Under the Clean Air Act, any facility that burns waste must meet protective emission standards and report its emissions to the public. Congress made clear that these protections are necessary to safeguard people from the harmful air emissions that waste burning generates, and a federal Court of Appeals has already found that exempting waste burning facilities from these important protections is blatantly illegal. The Collins bill, however, would overturn the Clean Air Act by making it legal for industry to burn the numerous materials listed in the bill without controlling, monitoring or reporting the pollution that results. The bill also sets up a process by which additional materials can be added to the exemption list.

“This bill will allow smokestack industries to burn their wastes next door to schools, daycare centers, churches and hospitals without using currently available off-the-shelf control technology to reduce their toxic emissions. Industries will not even be required to notify their neighbors of the danger,” said Jane Williams, chair of Sierra Club’s Air Toxics Task Force. “It will expose pregnant mothers and young children to highly toxic pollution that can cause birth defects, cancer, and long term developmental damage. Pure and simple: it is a toxic jailbreak for the most polluting industries in the country, at the expense of the health of America’s families.”

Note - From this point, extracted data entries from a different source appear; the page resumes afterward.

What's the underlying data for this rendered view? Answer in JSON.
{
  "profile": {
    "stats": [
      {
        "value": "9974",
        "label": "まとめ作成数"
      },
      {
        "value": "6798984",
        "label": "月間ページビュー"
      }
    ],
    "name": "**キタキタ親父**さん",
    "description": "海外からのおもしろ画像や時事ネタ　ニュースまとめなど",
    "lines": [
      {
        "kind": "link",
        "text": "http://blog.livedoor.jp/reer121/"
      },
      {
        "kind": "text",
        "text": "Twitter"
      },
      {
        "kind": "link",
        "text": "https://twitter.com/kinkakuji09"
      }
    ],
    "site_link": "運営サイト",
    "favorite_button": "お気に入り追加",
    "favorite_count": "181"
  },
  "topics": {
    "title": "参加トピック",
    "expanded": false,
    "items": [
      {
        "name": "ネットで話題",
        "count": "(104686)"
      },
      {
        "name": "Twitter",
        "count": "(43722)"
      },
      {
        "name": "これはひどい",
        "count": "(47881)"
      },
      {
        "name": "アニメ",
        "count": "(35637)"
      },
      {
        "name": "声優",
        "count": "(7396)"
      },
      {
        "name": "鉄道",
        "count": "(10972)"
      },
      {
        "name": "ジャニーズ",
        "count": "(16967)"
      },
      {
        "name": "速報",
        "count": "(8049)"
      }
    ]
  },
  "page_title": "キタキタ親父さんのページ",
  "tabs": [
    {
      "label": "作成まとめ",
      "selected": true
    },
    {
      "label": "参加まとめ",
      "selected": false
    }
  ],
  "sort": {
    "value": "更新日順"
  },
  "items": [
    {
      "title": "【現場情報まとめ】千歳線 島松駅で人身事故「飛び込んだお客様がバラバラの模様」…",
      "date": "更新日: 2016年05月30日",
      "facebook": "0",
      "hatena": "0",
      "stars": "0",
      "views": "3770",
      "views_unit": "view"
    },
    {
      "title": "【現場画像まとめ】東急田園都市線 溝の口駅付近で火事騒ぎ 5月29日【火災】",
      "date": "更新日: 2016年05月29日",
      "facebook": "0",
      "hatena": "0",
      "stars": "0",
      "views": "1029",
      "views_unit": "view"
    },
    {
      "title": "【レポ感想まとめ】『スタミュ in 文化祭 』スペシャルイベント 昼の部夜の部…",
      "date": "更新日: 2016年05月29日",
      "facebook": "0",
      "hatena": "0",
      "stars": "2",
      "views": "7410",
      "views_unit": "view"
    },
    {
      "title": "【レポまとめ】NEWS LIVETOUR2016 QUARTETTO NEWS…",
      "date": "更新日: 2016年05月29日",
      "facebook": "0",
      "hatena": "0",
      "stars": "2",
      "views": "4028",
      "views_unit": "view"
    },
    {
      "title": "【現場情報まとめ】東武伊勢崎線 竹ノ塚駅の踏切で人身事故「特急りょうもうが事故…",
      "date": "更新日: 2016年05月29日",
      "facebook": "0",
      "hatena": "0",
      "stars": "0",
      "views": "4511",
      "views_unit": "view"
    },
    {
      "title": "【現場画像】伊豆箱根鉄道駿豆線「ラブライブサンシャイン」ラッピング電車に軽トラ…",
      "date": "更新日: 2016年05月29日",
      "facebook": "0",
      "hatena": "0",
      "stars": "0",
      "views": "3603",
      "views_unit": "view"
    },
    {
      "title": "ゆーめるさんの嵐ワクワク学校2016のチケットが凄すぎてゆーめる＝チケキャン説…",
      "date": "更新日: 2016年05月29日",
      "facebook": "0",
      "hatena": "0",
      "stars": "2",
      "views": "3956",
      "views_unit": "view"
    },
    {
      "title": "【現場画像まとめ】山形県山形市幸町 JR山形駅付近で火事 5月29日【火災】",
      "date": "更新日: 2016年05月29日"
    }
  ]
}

The exemption for waste burning has largely been ignored in the discussion of the efforts by Sen. Collins and Rep. Griffith to delay the health standards for industrial incinerators and boilers. These standards are already more than a decade overdue. The bills introduced by Sen. Collins and Rep. Griffith could extend that indefinitely. Language in both bills overturns binding compliance deadlines for industry, stating only that the compliance date can come no earlier than five years after a final health standard is issued. The practical result of such a change is that the EPA could set a compliance date at any point after 5 years, with no binding requirements to do so at all.

Every year that passes without health standards for industrial boilers and incinerators imposes a high cost on the health and well-being of the American public: thousands of premature deaths, heart and asthma attacks, and hundreds of thousands of days where people have to miss work or school because they are too sick to function. Compliance costs for industry are estimated at $1.4 billion annually, while projected benefits to the American public could be as high as $54 billion in 2014. Moreover, the American public will shoulder a very toxic new burden if industry is allowed to burn waste in unmonitored, uncontrolled facilities.

“The time for delay is over,” said Pew. “These health standards will save lives and money, so the sooner they take effect, the better. Congress is supposed to work for the interests of the American public and voting constituents, not corporate polluters who want a free pass to fill our air with toxic pollutants. These exemptions must be abandoned. Strong standards in accordance with the law are all that is needed.”